On peut dégager de la grande variété de thèmes
abordée durant toutes ces années de peinture — de lecture aussi, les deux se
recoupant sans cesse — une élaboration patiente d’un schème profond. Un certain
regard que l’on pourrait nommer méditation sur le silence. Ce silence, perçu et
vécu, indispensable, nécessaire.


Que ce soit face aux nuées de L’arrière-pays (titre emprunté au magnifique texte d’Yves
Bonnefoy), ces insignifiants paysages découverts très tôt au point de fuite des
tableaux des grands maîtres — Images de possibles lointains, à jamais
inaccessibles —
jusqu’aux vastes
étendues des déserts de pierres où le peintre nous convie, une certitude
s’impose, dans cette adhésion totale du cœur et de l’esprit : qu’un
réel véritable sera toujours une maladie de nos idées
(paraphrase d’un vers de Fernando Pessoa) .

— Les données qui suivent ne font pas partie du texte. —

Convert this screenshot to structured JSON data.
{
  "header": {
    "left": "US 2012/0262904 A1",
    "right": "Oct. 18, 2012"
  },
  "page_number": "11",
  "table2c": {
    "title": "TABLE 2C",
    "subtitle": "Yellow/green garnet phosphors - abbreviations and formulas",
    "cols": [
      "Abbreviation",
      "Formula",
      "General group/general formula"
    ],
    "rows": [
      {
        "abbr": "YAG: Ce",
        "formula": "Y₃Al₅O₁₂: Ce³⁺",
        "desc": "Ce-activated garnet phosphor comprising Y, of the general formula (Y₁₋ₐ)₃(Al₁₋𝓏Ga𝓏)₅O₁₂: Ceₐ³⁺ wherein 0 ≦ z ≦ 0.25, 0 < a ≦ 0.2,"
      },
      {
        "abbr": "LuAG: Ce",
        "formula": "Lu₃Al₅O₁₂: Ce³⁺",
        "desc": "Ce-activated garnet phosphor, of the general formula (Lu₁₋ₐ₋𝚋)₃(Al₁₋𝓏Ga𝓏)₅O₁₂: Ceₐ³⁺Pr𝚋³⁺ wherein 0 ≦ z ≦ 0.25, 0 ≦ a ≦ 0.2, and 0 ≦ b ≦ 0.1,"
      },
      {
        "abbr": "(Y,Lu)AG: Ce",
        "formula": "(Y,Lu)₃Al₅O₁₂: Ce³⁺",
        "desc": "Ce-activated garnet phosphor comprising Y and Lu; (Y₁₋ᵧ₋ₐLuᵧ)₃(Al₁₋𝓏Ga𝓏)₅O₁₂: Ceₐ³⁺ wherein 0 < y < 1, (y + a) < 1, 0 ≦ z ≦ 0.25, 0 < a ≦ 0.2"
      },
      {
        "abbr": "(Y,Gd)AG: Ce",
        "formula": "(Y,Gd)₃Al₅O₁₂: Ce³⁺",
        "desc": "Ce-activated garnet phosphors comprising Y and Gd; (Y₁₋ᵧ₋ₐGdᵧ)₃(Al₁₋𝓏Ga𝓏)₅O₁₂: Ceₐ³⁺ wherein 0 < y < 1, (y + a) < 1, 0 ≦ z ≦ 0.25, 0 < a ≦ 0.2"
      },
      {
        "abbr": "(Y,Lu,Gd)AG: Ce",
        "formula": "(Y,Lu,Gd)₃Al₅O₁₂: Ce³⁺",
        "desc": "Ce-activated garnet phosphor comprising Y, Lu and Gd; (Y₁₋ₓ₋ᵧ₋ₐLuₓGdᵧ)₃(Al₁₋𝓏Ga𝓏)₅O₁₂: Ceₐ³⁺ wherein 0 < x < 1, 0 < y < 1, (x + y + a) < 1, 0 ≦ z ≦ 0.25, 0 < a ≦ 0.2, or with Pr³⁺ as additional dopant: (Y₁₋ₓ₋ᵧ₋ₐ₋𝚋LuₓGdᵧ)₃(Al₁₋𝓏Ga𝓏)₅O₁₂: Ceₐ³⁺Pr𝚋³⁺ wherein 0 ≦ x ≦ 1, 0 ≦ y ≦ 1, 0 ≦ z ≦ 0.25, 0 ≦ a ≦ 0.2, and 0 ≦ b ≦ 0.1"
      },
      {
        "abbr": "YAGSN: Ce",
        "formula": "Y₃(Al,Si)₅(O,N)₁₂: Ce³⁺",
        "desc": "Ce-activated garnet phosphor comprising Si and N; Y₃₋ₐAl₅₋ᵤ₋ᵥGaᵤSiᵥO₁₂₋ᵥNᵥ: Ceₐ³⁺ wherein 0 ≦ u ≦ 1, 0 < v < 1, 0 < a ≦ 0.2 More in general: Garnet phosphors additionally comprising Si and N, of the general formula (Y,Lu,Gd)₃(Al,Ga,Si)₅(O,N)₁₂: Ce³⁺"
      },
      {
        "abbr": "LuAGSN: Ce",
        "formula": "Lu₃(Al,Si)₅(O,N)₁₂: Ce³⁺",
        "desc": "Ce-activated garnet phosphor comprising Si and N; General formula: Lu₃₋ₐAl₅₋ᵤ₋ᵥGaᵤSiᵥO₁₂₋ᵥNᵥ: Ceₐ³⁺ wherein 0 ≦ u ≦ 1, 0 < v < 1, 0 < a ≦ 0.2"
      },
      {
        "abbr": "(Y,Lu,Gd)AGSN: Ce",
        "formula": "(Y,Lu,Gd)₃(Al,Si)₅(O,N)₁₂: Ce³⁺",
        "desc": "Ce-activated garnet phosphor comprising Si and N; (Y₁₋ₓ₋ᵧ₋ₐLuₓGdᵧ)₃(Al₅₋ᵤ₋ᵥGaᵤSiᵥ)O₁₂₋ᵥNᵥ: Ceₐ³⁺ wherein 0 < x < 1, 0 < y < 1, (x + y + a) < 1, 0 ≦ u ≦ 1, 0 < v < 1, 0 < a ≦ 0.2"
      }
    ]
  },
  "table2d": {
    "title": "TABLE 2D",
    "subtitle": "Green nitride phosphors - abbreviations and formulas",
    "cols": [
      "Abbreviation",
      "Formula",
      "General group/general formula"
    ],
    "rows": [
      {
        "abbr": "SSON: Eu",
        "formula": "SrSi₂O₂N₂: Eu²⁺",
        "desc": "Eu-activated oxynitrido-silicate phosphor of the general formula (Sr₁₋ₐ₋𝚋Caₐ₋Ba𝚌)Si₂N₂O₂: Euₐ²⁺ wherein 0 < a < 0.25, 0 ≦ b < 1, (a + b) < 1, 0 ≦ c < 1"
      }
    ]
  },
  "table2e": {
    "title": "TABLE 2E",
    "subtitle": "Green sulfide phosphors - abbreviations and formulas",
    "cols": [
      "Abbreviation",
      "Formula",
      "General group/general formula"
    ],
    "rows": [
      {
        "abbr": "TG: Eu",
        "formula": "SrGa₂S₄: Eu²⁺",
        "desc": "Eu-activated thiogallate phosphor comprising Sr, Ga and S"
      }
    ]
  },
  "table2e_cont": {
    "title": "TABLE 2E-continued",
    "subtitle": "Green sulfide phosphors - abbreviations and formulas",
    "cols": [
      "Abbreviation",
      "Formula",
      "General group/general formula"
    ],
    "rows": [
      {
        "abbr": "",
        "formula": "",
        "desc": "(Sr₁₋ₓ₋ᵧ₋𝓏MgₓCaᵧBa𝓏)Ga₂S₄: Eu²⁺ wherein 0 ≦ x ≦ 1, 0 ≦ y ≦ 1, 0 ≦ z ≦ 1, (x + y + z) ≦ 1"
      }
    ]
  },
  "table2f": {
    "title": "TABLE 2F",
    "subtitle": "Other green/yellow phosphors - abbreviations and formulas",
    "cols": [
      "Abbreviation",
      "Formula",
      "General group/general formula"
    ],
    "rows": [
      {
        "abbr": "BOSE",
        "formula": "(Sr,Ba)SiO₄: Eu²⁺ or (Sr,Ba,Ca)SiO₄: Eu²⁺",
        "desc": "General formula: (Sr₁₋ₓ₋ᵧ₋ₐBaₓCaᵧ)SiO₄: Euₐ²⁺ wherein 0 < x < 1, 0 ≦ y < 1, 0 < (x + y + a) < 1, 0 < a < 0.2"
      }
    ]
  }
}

À différentes étapes de sa production l’emploi de
l’or suggère, comme le précise A. Malraux à propos des fonds or de l’art
Byzantin, une rivalité dressée face à cette apparente figuration… pour une
transfiguration,
où le monde
représenté ne peut se résumer à une simple somme de pierres accumulées, à
l’unique addition de chemins tracés au flanc de collines s’évanouissants sur un
horizon à peine tangible.


L’artiste parle de ses choix, du rêve profane où
il évolue et grandit, de cet irréductible au réel
qui constitue l’essentiel de son travail. Il
s’ouvre à ce silence où s’élabore sa propre parole, ses propres actes. Une
propension à suivre la ligne de moindre résistance et qui laisse la vision se
faire en nous, dans ce vacant qu’enserre la trame du visible. Il n’y a nulle
explication ici, juste une description d’une variation continue.